¿Cuántas computadoras personales fabricadas en Estados Unidos se comercializan en Cuba cada año? ¿Cuántas videocaseteras estadunidenses llegan a Irak? En ambos casos la respuesta es que sólo cantidades muy pequeñas, ínfimas, de unas y otras mercancías, pueden romper los respectivos embargos comerciales establecidos por Washington. Computadoras y videocaseteras pueden adquirirse sin restricción alguna, al mayoreo o al menudeo, en todas las ciudades y en todos los pueblos de la Unión Americana; pero es por demás difícil romper los respectivos bloqueos establecidos por el gobierno estadunidense contra la nación caribeña y contra el país árabe.
Los disparatados ejemplos anteriores permiten medir, por contraste, el grado de voluntad política de la Casa Blanca, los Departamentos de Estado y de Comercio, el Congreso, el FBI y la Oficina de Aduanas, entre otras dependencias, en lo tocante a las ventas de armas de fuego estadunidenses a América Latina. A diferencia de las transacciones de computadoras y las videocaseteras, las referidas a armamento deben estar sujetas, según las propias leyes del país vecino, a un estricto control gubernamental. Si se trata de ventas al menudeo, una regulación federal establece para los armeros diversos requisitos de identificación del arma y del cliente. En tratándose de exportaciones masivas, se supone que los fabricantes --empresas constituidas, registradas, con papel membretado, domicilio conocido y declaraciones fiscales-- deben recabar el visto bueno de varias oficinas gubernamentales antes de que sus productos salgan del país.

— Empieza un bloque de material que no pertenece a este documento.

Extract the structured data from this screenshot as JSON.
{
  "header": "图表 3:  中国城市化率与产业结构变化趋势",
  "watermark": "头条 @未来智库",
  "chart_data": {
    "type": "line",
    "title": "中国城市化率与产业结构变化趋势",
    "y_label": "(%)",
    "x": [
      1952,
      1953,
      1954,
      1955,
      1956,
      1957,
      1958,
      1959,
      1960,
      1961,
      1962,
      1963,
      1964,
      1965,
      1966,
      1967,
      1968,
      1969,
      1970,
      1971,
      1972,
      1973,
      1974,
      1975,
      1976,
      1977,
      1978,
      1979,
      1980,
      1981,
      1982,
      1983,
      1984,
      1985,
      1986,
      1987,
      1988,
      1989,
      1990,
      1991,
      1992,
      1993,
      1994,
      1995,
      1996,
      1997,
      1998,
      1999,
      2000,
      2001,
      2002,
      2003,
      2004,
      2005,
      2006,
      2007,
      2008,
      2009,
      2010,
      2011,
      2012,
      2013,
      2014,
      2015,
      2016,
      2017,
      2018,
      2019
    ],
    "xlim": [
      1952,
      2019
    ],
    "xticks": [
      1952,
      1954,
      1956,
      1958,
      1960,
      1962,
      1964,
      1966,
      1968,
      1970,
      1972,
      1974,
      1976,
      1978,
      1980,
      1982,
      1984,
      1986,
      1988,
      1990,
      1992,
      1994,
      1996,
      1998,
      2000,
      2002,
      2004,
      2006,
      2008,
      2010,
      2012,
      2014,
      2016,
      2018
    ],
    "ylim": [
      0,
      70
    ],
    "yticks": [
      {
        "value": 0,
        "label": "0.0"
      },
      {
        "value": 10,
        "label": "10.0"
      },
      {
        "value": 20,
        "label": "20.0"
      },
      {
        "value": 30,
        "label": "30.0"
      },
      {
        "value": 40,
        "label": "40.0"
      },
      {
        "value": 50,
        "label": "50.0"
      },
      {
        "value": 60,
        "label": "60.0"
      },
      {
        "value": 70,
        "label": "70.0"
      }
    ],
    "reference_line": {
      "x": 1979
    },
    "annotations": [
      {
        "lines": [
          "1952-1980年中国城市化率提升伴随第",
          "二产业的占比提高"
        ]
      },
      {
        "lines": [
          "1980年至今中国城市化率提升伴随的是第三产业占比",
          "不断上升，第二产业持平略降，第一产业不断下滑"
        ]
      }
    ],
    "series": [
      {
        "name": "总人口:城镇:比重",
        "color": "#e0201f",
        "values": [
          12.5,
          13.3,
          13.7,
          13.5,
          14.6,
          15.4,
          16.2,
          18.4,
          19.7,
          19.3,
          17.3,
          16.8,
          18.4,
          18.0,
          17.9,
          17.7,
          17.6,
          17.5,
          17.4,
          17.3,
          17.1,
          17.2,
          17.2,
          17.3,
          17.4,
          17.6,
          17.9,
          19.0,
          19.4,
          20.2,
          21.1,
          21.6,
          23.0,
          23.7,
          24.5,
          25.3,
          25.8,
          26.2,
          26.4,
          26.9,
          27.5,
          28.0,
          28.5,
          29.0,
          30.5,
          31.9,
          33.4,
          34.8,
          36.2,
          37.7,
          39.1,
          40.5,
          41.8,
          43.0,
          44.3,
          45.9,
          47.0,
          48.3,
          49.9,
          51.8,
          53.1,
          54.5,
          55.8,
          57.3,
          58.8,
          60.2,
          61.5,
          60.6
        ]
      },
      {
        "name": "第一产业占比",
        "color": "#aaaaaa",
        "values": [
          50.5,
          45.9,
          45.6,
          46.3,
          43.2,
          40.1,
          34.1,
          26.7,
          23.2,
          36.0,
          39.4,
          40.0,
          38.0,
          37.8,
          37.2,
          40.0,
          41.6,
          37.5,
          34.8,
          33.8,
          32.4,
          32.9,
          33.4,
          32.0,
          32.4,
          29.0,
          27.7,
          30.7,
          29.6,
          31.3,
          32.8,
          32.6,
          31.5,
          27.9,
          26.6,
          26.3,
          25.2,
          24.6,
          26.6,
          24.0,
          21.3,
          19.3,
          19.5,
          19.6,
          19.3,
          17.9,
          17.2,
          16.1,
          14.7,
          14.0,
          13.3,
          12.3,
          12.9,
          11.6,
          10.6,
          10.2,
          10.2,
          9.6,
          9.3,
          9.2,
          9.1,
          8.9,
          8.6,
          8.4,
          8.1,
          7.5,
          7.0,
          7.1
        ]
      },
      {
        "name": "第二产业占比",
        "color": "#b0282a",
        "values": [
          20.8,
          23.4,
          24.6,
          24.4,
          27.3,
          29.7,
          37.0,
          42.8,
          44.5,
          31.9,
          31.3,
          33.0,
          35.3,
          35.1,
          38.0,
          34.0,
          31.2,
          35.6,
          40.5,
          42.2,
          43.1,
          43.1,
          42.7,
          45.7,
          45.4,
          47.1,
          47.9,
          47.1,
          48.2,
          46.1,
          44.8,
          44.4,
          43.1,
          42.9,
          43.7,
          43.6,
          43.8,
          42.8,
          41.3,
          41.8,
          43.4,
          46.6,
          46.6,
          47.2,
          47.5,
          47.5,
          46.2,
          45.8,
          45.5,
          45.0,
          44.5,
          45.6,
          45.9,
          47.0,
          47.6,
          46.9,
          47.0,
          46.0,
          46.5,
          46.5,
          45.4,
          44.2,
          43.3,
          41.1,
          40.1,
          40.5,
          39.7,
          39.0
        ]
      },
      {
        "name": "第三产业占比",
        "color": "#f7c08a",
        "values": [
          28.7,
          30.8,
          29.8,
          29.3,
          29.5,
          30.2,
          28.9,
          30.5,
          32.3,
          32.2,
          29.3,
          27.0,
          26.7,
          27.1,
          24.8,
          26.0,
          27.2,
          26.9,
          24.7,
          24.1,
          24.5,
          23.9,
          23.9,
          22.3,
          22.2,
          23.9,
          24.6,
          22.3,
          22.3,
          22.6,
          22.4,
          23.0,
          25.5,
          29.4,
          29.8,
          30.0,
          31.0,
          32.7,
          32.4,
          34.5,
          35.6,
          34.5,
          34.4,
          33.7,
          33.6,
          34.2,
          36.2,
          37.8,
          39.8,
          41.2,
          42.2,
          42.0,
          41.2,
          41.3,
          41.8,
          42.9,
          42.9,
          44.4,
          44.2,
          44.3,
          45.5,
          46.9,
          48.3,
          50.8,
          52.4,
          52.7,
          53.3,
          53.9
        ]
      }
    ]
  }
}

Sin embargo, en el mercado negro de cualquier país latinoamericano pueden encontrarse muchísimos más fusiles AR-15 o escuadras Smith & Wesson --de inocultable fabricación estadunidense-- que computadoras IBM en Cuba o videocaseteras Radio Shack en Bagdad.
O sea, mientras que los embargos comerciales son escrupulosamente cumplidos por funcionarios y empleados gubernamentales de Estados Unidos, las leyes y regulaciones sobre venta y exportación de armas de fuego son quebrantadas por el propio país fabricante. Tales infracciones refieren, necesariamente, a actos de corrupción, pero también a la ausencia de una voluntad política para combatirlos.
El viernes pasado, el gobierno estadunidense firmó, junto con 27 países latinoamericanos, la Convención Interamericana contra la Fabricación y el Tráfico Ilícito de Armas de Fuego, Municiones y Explosivos, una iniciativa mexicana orientada a reducir la pavorosa acumulación de armas ilegales en los ambientes delictivos de México y del subcontinente. Tal instrumento tiene también por objetivo cortar la relación perversa que se establece, en forma casi natural, entre el narcotráfico y el tráfico de armas.
Este año, la diplomacia mexicana logró que Washington aceptara la responsabilidad de Estados Unidos como uno de los principales abastecedores de armamento para los cárteles de la droga; responsabilidad, por cierto, mucho más grave que la que atañe a los gobiernos latinoamericanos en su infructosa lucha contra el narco: es muchísimo más fácil fiscalizar la legalidad de las transacciones de un puñado de fábricas de armamenmto, todas ellas con nombre y apellido, que enfrentar un conjunto difuso, clandestino y multinacional de productores, transportistas y vendedores de cocaína.
Con la firma de Clinton estampada bajo ese documento, los gobernantes de América Latina dispondrán de una carta política de negociación con la Casa Blanca y el Departamento de Estado, podrán echarles en cara su laxitud en el control de la exportación de armas, y eso ya es una buena ganancia. Pero sería demasiado suponer que Estados Unidos va a cumplir los términos de la convención. No lo ha hecho, en este terreno, con sus propias leyes nacionales, y es sabido que para la clase política de Washington la legalidad internacional es una entelequia.